17 novembre 2019
Aggiornato 15:30
turismo

Ecco come sarà viaggiare nel 2018 (con i robot)

L’innovazione in ambito del turismo culminerà dunque nel 2018 con l’implementazione di robot: dagli assistenti virtuali ai chatbot

Ecco come sarà viaggiare nel 2018 (con i robot)
Ecco come sarà viaggiare nel 2018 (con i robot) Shutterstock

ROMA – Tecnologie, dispositivi e gadget superano le più rosee previsioni dei futurologi dell’epoca del «Blade Runner» di Ridley Scott. A metterlo in evidenza è Avvenia, top player italiano nell’ambito dell’efficienza energetica e della sostenibilità ambientale, secondo il quale il boom dell’IoT rischia però di portare ad un aumento degli sprechi energetici, con uno sperpero di 90 miliardi di euro l’anno, a causa degli oltre 15 miliardi di dispositivi interconnessi che consumano attualmente circa 700 terawattora su scala mondiale.

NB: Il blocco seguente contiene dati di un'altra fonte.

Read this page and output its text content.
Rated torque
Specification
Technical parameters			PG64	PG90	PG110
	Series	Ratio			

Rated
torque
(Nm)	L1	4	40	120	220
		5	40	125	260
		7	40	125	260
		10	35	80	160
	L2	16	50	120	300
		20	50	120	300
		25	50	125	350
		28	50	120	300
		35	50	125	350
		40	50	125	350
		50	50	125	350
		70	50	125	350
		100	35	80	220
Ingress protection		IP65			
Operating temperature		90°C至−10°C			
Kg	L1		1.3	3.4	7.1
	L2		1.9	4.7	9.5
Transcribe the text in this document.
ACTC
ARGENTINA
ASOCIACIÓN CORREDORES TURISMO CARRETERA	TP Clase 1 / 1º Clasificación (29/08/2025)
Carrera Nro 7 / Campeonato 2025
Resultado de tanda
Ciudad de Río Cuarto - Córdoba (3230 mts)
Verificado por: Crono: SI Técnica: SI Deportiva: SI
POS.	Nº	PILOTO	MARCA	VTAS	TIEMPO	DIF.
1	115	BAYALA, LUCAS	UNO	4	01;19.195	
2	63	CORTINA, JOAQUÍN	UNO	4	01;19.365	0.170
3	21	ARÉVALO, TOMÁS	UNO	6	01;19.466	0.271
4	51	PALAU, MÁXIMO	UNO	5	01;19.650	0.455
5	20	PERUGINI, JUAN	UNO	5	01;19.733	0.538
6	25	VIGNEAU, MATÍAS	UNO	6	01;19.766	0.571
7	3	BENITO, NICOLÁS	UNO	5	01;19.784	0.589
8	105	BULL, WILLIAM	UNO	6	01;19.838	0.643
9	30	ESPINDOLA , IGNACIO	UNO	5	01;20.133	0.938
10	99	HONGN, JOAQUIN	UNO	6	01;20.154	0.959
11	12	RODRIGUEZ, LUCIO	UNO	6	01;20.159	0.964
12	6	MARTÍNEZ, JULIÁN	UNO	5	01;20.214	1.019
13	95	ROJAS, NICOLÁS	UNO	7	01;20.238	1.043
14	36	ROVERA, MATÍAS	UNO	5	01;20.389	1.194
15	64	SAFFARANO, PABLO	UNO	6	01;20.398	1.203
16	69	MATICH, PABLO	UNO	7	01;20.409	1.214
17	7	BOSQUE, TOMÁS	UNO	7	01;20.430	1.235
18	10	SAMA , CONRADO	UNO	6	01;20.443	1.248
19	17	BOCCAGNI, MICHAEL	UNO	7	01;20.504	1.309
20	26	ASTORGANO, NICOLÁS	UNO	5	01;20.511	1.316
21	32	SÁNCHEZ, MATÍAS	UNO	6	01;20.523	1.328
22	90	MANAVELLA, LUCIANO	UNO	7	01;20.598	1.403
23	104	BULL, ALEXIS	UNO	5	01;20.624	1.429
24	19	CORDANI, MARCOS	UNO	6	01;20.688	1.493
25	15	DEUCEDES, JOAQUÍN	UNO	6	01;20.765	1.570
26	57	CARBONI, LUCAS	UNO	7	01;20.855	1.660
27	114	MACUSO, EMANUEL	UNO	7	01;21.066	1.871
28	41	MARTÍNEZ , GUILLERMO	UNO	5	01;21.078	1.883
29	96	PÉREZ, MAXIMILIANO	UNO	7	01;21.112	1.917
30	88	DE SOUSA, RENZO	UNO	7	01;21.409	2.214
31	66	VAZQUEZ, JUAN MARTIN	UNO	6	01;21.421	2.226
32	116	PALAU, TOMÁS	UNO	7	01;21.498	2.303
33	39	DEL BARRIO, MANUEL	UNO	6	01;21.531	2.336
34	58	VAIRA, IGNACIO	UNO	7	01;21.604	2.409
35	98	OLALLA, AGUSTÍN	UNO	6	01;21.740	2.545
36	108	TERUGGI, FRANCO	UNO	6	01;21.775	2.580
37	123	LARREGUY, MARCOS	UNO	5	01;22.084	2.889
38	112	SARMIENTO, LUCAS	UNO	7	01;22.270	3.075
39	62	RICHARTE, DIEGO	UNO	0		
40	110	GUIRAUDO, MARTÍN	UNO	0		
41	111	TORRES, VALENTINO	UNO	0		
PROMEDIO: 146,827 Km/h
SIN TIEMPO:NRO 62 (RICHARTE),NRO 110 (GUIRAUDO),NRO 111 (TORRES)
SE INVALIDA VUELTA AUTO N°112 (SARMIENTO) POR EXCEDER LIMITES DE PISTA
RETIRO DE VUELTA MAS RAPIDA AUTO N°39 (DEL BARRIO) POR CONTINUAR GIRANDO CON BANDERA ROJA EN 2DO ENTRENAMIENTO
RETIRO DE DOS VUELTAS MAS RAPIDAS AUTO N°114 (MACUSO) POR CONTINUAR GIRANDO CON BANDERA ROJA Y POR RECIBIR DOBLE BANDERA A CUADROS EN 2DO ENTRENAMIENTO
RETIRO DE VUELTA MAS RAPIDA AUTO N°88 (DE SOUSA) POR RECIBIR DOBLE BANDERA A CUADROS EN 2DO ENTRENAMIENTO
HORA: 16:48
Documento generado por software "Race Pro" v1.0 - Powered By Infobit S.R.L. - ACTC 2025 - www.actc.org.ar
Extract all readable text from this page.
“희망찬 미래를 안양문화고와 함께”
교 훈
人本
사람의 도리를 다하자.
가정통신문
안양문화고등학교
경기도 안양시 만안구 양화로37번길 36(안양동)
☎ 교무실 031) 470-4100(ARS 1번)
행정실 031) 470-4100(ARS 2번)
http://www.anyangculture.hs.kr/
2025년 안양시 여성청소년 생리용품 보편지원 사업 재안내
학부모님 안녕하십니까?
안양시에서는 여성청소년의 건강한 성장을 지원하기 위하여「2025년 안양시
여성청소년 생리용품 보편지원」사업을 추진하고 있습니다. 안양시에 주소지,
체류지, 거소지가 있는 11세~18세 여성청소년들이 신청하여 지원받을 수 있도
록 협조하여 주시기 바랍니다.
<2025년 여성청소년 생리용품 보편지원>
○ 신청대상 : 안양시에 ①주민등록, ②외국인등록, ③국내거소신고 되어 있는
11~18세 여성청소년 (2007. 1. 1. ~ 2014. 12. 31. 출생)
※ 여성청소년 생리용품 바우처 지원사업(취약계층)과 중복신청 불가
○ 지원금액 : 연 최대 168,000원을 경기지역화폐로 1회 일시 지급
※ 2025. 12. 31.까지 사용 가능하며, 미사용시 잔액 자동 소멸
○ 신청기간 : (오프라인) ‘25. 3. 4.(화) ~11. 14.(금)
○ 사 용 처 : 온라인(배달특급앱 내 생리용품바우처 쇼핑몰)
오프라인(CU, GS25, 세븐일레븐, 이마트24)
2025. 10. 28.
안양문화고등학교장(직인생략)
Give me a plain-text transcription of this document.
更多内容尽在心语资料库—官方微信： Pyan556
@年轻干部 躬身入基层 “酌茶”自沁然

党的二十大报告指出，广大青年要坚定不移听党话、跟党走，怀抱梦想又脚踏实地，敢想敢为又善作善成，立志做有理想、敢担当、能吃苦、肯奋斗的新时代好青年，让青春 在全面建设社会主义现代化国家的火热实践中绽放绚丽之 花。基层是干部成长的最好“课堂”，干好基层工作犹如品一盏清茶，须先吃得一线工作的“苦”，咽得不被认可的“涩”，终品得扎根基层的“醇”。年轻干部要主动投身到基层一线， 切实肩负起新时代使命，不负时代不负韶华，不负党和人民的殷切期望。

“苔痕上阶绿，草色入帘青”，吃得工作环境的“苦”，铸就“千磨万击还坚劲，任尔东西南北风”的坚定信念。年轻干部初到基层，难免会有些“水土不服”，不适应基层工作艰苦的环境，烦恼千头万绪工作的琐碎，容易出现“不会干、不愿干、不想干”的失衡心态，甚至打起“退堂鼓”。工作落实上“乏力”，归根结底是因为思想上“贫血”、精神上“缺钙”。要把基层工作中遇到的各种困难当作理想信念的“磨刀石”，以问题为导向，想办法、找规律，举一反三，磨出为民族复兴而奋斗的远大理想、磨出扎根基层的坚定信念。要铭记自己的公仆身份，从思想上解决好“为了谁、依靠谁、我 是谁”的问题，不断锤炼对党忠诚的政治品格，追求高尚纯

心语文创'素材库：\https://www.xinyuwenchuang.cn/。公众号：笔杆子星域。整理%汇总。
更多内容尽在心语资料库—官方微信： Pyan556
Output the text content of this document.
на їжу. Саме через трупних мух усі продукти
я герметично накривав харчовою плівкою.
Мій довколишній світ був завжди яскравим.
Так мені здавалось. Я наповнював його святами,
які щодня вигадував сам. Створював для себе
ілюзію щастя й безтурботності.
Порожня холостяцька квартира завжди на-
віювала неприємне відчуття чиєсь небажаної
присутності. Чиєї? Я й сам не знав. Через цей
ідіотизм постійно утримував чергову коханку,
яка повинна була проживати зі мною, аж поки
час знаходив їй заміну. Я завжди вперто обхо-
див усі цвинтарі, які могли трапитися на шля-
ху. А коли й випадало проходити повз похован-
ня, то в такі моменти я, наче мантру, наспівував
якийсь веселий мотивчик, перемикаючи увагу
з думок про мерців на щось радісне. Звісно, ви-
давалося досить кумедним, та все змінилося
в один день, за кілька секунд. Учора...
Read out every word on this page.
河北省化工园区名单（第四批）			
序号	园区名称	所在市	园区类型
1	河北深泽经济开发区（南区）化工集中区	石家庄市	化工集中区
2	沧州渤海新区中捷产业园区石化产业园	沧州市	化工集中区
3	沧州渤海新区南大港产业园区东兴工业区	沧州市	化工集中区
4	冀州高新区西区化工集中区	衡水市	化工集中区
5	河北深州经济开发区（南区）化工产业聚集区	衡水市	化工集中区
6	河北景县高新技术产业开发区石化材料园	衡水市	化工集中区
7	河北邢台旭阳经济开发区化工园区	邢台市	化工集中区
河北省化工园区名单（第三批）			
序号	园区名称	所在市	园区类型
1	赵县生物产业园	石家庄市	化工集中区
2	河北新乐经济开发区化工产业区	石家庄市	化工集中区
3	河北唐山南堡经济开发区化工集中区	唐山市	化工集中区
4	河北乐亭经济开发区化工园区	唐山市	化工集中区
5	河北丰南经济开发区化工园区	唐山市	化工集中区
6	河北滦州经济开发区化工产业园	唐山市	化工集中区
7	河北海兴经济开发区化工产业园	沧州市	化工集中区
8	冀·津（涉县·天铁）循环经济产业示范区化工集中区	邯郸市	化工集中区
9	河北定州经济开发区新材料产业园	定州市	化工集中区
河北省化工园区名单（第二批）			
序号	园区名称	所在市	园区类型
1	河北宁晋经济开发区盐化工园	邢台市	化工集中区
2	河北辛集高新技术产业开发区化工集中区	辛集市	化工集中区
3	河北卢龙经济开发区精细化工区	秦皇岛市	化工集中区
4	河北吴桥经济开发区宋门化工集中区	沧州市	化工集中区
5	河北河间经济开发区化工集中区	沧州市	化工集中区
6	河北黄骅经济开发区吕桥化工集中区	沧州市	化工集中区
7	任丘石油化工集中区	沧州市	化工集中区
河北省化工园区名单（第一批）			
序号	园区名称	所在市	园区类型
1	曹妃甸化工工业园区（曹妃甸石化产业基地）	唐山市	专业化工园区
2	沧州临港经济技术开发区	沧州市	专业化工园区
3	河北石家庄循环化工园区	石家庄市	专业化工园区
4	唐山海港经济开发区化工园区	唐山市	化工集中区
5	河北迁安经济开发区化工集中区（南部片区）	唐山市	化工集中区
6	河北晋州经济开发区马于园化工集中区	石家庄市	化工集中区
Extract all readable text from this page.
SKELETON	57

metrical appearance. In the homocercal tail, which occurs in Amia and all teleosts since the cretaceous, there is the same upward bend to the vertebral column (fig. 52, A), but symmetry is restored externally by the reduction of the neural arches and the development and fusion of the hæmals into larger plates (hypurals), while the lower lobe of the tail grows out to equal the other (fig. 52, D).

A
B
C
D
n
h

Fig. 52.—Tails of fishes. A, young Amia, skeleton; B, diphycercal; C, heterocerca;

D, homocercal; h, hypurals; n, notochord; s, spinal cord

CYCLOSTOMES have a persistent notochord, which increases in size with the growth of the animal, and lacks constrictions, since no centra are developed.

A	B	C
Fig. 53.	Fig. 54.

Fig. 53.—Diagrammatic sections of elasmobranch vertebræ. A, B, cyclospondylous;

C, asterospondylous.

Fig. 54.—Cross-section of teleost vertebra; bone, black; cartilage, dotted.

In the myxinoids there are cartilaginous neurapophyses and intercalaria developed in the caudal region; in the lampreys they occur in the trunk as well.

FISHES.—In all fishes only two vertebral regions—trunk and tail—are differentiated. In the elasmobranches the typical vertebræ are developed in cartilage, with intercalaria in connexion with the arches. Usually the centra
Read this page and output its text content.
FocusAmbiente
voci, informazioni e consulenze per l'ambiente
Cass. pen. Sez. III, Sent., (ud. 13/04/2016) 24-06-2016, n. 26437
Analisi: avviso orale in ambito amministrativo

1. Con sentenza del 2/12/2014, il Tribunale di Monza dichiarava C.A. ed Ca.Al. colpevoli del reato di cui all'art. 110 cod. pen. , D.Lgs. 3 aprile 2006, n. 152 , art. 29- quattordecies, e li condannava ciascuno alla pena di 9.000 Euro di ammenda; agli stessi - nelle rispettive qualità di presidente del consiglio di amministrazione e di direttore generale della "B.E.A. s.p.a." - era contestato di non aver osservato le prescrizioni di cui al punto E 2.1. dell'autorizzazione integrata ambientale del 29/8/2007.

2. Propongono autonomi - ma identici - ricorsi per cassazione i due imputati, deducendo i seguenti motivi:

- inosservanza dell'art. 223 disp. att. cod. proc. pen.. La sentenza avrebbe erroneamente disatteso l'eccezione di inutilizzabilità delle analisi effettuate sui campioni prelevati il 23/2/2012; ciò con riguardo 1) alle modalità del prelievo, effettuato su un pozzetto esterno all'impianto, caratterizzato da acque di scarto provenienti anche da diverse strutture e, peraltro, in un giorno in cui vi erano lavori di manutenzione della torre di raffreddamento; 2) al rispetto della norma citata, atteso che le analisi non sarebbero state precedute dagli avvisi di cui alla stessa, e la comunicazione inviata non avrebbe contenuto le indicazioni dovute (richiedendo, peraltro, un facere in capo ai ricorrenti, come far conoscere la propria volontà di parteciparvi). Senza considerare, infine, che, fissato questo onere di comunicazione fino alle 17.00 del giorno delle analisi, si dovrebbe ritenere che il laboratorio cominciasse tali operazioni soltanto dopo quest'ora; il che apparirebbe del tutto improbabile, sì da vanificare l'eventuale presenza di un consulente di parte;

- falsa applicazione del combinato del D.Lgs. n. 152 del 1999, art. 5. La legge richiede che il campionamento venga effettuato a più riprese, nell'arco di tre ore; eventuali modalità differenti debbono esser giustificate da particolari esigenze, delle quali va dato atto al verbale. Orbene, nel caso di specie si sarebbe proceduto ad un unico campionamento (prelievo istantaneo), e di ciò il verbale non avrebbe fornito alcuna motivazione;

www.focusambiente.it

Oggi, secondo l’analisi degli specialisti, è l’intelligenza artificiale ad annunciarsi come l’innovazione più dirompente del 2018, soprattutto nell’ambito del turismo, come confermano i dati elaborati dalle maggiori società nella distribuzione e fornitura di tecnologie avanzate per l’industria globale dei viaggi e del turismo. «La disponibilità di computer che eseguono attività che richiedevano l’intelligenza umana è già di per sé un fatto capace di cambiare le regole del gioco, ma saranno i computer con la capacità di imparare senza l’intervento umano a portare l’automazione ad un nuovo livello», puntualizza Alessio Cristofari, Direttore dello Sviluppo Business di Avvenia con delega alle Strategie di mercato Esco.

L’innovazione in ambito del turismo culminerà dunque nel 2018 con l’implementazione di robot non solo in grado di comprendere il significato del linguaggio umano ma anche in grado di considerare e valutare in tempo reale il contesto della conversazione per garantire un dialogo rilevante con le persone.

Secondo le analisi di Avvenia, il 2018 si configura infatti come l’anno di maggiore innovazione nell’ambito del turismo, l’anno che vedrà consolidarsi il ruolo dei robot assistenti di viaggio e l’utilizzo dei wearable per i servizi personalizzati offerti tramite braccialetti «smart» connessi agli smartphone, la cui tecnologia oltre a semplificare le procedure di check-in entrerà in sintonia con i nostri corpi, monitorando e gestendo i biofeedback. Tra i vari tipi di innovazione, secondo quanto osserva Avvenia, sarà l’analisi dei «big data» a consentire alle agenzie del turismo di proiettarsi nel futuro, potendo così creare offerte altamente personalizzate e fornire durante il viaggio suggerimenti studiati ad hoc in base al profilo di ogni singolo viaggiatore.

L’utilizzo poi dei chatbot, gli assistenti virtuali, permetterà agli operatori di gestire le richieste del viaggiatore tramite e-mail, chat o SMS in tempo reale. I chatbot, secondo Avvenia, avranno un impatto sempre maggiore sulle modalità in cui il settore dei viaggi servirà i propri clienti, cercando informazioni, prenotando un viaggio o richiedendo assistenza.

Fondamentali per il turismo del futuro saranno comunque i dispositivi wearable, che già oggi consentono in alcune strutture di avere a disposizione una navetta verso l’hotel ed effettuare il check-in senza telefonate né tempi di attesa, con i bagagli già etichettati per essere recapitati nella camera prenotata. Altro esempio di utilizzo dei wearable nel settore dei viaggi sono i servizi personalizzati offerti da uno dei più grandi parchi divertimento al mondo tramite la fornitura di braccialetti dotati di radio a lungo raggio in grado di trasmettere in ogni direzione, dando la possibilità alle hostess dei ristoranti di ricevere un messaggio su uno smartphone che possa avvisare dell’arrivo di una famiglia, potendo così accoglierli e salutarli personalmente per nome.